PagerDuty CTO Andrew Miklas said most SLAs only compensate organizations based on a small percentage of the money they invested to acquire the product. Even then, that compensation usually takes the form of credits toward continuing to use the product.
Downtime Insurance, in contrast, represents one of the first efforts to tie a cash payment to an SLA, Miklas said.
“When we are talking about incident response, it’s always about peace of mind,” he said. “In accordance with that we wanted to tie the SLA to an actual business value.”
The insurance is available to any organization that signs up for the Enterprise Plan attached to the PagerDuty service.
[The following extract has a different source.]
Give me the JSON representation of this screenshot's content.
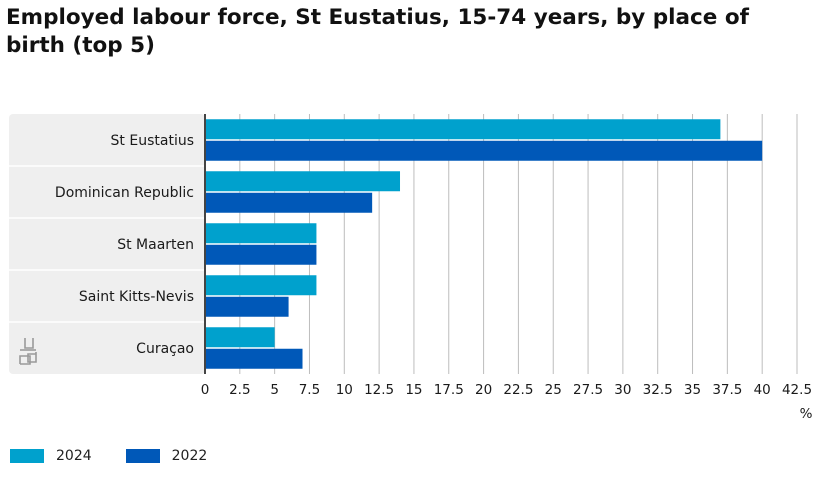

In the event of downtime, PagerDuty and the customer would jointly comb through PagerDuty logs and assess the damage to the business.
PagerDuty is willing to assume responsibility for any downtime relating to an incident, up to a maximum $3 million.
By comparison, most other SLAs are essentially toothless, Miklas said. Not only do most SLAs hide behind a best-effort clause buried somewhere deep in a contract, they don’t actually result in the provider of the IT service assuming any financial risk.
PagerDuty recently published a survey of 100 business and IT professionals, conducted by Forrester Consulting on its behalf, that found that more than half of the respondents said their organization experiences significant disruption of IT services at least once a week. Worse yet, half the time IT is notified of the disruption by internal employees or external customers.
The study infers that one of the reasons this occurs so much is that many IT organizations are trying to make sense of six or more IT management tools, each tool addressing a specific tactical issue. As a result, correlating all that information into something that resembles actionable intelligence is next to impossible.
Having access to an incident-response system essentially creates a framework around which the IT organization develops a discipline to not only minimize any potential downtime, but also keep the rest of the organization informed about what is actually occurring, and who specifically is taking care of the problem, Miklas said.
Naturally, the degree to which organizations have a formal process in place for managing IT incidents varies greatly. But, as the saying goes inside and outside of IT, it never hurts to expect the unexpected.